Riccardo mi accarezza una guancia sformata dal bavaglio. «Amore, è tardi. Bisogna fare silenzio.»

Giusto: bisogna fare silenzio.

Il vibratore rabbit riparte.

Conficco le unghie nelle lenzuola e vi affondo la faccia dentro. Alzo i glutei e Riccardo li accarezza con movimenti circolari. Allontana la mano e armeggia alle mie spalle. Due dita viscide e fredde penetrano nel mio culo.

«Vedo che ti piace il massaggio.»

La punta del cazzo si fa strada al posto delle dita. Entra ed esce, entra di nuovo più a fondo. Si muove dentro di me al ritmo del vibratore, penetra tutto fino in fondo. Le palle di Riccardo rimbalzano contro le mie chiappe e lui mi spacca in due, affondando fin dentro le viscere.

Muovo la bocca intorno al bavaglio, mugolo di piacere. Il mondo si annulla nel mio orgasmo.

Riccardo si poggia sopra la mia schiena, il suo corpo contro il mio. I suo capelli mi sfiorano il naso, i suoi occhi incontrano i miei. Sorride. Digrigna i denti, stringe gli occhi e viene.

Sbatte gli occhi, si solleva e scivola accanto a me. Mi accarezza la testa e sfila le mutande dalla mia bocca.

È indolenzita: la apro e la chiudo un paio di volte.

Sogghigna. «Andava bene il massaggio?»

Sfilo il sex toy dalla figa: ha usato il vibratore rabbit con la testina da magic wand, il furbacchione.

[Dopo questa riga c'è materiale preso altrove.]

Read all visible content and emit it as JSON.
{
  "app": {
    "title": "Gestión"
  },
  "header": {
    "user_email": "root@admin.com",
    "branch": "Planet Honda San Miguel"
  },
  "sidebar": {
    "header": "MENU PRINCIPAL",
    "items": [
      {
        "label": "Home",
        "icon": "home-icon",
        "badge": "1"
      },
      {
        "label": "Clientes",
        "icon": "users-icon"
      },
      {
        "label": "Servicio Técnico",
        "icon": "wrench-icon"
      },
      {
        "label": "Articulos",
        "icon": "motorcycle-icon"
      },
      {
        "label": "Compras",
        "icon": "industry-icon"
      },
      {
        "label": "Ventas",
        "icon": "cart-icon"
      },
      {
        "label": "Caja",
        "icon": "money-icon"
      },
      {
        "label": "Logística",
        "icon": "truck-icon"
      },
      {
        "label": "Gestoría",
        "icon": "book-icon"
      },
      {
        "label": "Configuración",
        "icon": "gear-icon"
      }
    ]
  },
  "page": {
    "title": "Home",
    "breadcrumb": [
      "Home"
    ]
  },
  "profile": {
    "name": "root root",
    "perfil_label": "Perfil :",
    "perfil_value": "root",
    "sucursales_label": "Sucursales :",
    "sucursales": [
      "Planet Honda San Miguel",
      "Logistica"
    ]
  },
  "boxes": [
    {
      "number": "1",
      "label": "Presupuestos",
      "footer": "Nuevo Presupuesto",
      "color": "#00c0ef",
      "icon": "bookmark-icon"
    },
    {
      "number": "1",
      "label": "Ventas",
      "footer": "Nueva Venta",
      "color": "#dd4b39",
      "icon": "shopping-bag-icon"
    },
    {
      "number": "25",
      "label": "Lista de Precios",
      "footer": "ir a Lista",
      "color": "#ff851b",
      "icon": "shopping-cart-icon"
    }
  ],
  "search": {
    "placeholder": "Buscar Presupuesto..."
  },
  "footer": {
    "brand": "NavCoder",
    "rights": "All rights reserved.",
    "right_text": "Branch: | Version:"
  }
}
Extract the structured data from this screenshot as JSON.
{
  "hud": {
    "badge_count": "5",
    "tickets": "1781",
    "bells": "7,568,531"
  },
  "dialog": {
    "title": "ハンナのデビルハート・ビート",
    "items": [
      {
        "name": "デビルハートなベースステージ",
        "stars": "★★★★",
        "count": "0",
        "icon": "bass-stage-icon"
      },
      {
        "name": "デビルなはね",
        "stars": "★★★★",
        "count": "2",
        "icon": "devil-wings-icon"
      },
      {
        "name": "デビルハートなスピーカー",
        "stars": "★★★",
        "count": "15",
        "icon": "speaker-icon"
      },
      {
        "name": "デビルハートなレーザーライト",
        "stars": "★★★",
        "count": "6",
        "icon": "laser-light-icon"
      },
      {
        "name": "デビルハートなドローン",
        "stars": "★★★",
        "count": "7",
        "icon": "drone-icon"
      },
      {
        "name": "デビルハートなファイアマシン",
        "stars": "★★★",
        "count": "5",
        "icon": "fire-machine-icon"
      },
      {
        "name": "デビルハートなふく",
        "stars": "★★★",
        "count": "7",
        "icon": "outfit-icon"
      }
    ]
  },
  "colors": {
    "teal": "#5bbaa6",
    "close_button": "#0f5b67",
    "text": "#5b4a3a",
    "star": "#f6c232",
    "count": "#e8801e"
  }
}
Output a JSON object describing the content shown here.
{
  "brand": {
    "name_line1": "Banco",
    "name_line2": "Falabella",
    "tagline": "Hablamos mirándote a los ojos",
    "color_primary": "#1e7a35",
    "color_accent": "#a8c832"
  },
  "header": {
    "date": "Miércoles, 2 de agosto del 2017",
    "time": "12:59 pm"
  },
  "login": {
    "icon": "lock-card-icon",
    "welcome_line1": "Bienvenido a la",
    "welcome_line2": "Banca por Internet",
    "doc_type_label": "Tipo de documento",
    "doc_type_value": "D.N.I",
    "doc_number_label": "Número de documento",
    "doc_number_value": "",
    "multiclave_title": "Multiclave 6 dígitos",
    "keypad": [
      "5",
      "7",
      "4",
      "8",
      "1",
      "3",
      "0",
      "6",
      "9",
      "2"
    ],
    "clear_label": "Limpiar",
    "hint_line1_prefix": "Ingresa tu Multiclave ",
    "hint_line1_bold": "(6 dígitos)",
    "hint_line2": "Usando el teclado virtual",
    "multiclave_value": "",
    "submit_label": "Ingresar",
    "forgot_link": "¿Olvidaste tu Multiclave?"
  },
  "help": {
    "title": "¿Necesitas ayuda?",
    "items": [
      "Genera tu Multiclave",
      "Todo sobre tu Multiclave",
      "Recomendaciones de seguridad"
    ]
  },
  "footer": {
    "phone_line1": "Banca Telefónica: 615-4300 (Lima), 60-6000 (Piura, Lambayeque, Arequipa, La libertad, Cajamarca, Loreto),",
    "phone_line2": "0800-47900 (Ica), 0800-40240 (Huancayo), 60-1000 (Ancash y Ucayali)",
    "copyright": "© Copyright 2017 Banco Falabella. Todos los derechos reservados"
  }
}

Faccio spallucce. «Sì, poteva andare.»

Aggrotta la fronte. «Come poteva andare?»

Rispondo con una linguaccia e lo spingo a pancia in giù. Gli salto a cavalcioni.

«Dai, che adesso è il mio turno di farti un massaggio.»

Lascia andare le braccia lungo il corpo con un sospiro e chiude gli occhi, annuendo.

Gli accarezzo il collo e scendo lungo la colonna vertebrale. Trema sotto di me.

Mi allungo fino al cassetto del comodino ancora aperto, cercando a tentoni.

«Occhi chiusi, mi raccomando.» La mano sfiora un grosso ferro di cavallo. Tiro fuori lo stimolatore prostatico rabbit.

«Tu rilassati: adesso ci penso io a te.»